The family was so poor--with four younger stepbrothers and stepsisters and a stepfather who struggled as fruit picker or mechanic--that they lived off government food subsidies and wore thongs to school year-round. To this day, Smith is not certain her family avoided welfare.

She remembers her mother, Delma Simpson, as a towering figure of childhood, a symbol of strength even as her physical health declined. “I realize that what she did was toughen me up in a lot of ways. She wouldn’t take excuses, she didn’t take whining,” Smith recalls.

As an older sibling, Smith was often left to run the household, manage her classwork and earn extra money clipping toenails for the nursing-home elderly or working in the orchards.

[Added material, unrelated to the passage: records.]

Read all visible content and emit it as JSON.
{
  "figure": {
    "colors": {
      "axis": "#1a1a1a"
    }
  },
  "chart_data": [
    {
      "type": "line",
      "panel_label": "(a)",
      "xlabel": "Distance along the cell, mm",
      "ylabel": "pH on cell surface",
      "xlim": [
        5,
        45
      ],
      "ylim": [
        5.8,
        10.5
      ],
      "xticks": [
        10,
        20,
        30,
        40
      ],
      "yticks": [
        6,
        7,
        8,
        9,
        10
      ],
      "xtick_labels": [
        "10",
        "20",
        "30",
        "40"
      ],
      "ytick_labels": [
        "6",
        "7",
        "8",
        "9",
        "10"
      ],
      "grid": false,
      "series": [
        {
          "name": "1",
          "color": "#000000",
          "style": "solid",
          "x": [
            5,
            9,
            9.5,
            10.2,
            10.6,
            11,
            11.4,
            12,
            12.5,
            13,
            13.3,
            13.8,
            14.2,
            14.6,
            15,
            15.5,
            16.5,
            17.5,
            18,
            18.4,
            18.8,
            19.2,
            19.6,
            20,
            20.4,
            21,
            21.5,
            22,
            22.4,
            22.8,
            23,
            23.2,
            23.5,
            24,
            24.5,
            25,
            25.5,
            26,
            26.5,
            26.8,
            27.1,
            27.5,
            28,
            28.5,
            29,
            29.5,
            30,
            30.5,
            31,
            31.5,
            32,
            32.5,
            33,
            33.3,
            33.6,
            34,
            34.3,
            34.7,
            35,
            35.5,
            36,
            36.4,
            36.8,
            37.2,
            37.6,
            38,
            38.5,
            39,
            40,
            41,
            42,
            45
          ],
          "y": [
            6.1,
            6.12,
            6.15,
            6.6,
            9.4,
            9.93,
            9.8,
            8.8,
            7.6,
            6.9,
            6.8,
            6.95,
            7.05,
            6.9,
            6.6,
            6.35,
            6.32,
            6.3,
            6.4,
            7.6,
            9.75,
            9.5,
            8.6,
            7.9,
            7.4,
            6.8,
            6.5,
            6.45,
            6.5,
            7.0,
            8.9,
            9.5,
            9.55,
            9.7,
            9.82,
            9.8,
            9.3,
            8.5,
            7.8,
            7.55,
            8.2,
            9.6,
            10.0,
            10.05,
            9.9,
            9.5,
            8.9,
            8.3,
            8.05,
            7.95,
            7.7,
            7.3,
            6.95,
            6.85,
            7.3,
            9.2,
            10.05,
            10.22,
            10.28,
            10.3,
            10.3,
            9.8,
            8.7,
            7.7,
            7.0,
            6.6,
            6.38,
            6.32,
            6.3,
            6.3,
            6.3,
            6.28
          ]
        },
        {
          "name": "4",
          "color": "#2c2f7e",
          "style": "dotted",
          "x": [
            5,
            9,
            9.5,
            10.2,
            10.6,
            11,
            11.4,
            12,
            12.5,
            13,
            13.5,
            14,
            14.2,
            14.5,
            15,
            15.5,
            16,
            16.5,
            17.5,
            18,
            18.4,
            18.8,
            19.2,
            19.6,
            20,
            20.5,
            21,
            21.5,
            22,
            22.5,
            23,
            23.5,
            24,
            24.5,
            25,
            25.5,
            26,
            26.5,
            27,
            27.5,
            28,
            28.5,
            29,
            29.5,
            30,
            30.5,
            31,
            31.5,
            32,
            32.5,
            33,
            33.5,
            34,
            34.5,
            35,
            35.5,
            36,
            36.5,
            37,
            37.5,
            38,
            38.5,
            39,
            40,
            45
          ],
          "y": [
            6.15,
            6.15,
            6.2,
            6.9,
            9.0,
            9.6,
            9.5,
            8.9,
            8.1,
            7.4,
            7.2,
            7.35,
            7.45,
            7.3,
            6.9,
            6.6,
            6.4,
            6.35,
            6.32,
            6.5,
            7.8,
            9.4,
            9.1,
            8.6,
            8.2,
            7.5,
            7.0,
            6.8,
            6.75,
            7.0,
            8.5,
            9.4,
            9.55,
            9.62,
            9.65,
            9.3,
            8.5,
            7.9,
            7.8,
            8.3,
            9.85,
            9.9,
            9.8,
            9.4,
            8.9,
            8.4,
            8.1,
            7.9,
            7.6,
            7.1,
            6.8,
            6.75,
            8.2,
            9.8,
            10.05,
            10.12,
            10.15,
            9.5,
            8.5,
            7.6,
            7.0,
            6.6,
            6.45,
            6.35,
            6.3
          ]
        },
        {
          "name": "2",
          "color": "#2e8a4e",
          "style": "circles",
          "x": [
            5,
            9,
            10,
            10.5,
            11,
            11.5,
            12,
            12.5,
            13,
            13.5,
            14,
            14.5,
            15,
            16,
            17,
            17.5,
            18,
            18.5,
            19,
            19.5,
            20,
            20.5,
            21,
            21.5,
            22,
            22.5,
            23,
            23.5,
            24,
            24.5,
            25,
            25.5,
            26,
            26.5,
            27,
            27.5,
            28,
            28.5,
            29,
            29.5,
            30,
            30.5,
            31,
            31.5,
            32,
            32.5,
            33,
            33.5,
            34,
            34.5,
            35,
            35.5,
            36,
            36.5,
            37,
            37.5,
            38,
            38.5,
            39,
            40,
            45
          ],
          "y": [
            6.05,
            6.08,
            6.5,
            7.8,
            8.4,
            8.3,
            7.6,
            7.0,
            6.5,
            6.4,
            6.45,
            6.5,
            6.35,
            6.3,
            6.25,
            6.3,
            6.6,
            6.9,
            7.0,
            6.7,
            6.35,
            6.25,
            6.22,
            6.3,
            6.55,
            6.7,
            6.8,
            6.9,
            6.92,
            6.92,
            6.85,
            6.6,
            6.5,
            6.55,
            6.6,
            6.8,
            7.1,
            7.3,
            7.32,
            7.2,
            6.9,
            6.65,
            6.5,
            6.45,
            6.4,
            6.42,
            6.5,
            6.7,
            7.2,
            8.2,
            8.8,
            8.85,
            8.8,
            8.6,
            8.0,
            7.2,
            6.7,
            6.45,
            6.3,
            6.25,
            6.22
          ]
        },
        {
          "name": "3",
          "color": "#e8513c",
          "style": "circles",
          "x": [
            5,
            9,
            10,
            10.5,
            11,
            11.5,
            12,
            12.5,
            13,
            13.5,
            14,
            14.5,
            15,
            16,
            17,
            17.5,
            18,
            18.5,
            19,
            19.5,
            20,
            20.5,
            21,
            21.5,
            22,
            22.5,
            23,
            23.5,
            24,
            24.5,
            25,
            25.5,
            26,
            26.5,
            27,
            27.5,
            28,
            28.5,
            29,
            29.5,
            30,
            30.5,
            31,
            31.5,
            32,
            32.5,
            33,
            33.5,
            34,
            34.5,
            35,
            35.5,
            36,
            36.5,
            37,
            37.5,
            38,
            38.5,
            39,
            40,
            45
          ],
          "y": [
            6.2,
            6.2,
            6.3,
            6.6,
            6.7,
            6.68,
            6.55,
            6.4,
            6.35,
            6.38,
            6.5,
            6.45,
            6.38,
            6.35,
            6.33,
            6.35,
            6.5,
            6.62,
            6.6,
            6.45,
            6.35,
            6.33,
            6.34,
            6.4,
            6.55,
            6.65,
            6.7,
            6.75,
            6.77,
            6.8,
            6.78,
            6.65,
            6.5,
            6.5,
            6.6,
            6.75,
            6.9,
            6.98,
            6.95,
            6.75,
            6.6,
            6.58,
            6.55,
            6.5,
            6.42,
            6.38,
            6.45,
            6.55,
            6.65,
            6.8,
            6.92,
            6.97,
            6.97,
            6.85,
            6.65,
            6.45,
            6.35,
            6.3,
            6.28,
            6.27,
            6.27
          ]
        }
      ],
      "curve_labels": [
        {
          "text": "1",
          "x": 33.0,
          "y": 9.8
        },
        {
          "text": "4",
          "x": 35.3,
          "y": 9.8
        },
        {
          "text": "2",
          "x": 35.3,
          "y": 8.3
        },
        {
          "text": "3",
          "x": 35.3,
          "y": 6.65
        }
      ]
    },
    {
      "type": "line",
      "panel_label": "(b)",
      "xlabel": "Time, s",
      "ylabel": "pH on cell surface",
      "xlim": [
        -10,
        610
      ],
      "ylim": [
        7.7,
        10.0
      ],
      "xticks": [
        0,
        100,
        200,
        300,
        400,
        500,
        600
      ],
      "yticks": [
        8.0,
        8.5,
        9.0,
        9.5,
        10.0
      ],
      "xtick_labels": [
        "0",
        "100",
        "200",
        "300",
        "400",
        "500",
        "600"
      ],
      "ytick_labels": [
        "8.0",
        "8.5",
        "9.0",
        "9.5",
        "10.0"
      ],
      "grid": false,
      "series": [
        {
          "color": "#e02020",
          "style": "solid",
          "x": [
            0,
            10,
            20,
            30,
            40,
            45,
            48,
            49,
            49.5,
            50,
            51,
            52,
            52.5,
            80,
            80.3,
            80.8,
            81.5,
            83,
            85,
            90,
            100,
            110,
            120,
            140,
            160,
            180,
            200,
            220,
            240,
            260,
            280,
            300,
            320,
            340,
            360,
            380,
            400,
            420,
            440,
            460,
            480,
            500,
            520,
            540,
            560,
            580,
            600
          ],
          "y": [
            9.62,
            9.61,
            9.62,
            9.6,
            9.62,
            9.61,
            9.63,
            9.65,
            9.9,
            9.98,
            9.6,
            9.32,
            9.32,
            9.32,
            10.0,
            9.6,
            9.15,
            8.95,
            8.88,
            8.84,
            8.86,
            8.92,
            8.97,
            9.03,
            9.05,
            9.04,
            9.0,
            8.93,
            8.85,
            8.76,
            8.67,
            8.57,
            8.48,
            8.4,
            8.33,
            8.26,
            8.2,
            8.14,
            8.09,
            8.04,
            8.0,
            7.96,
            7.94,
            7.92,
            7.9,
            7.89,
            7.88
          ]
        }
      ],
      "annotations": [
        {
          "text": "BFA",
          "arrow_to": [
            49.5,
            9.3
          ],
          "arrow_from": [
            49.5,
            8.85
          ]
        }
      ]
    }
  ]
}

The stress gave her an ulcer. “I felt like by 17, I had had more lives than most people,” she says.

No wonder that after her teen wedding came a brief period of rebellion, of “marching with liberals . . . with long ironed hair.” But by the late ‘70s, firmly middle-class as manager of several tax preparation offices for H&R; Block and pregnant with her first child, Smith’s ideology took a major swing to the right.

Advertisement

Those views flourished with the freshmen class of the 104th Congress, “the 73 Martin Luthers,” as Gingrich press aide Tony Blankley calls them.

Smith supports gun rights, voted against Medicaid funding for abortions even in cases of incest or rape (“We don’t kill children because their father is a jerk,” she told the New Republic), sees homosexuality as merely an “inclination” to be avoided, favors property rights over endangered species and wants to roll back welfare as a symbol of “tough love.”

The Seattle Times, which endorsed her last year, complained in August of Smith’s “slavish loyalty to extreme factions of the Republican Party.”

Now, that extremism is focused like a laser on campaign finance reform. Smith and cohorts Shays and Meehan--using a tactic normally employed by dissident minority factions in Congress--intend to collect enough signatures from members to bypass committee hearings and bring their bipartisan reform measure directly to the House floor.

Says Meehan: “She’s going to be in Newt Gingrich’s face until this bill gets to the floor for a vote.”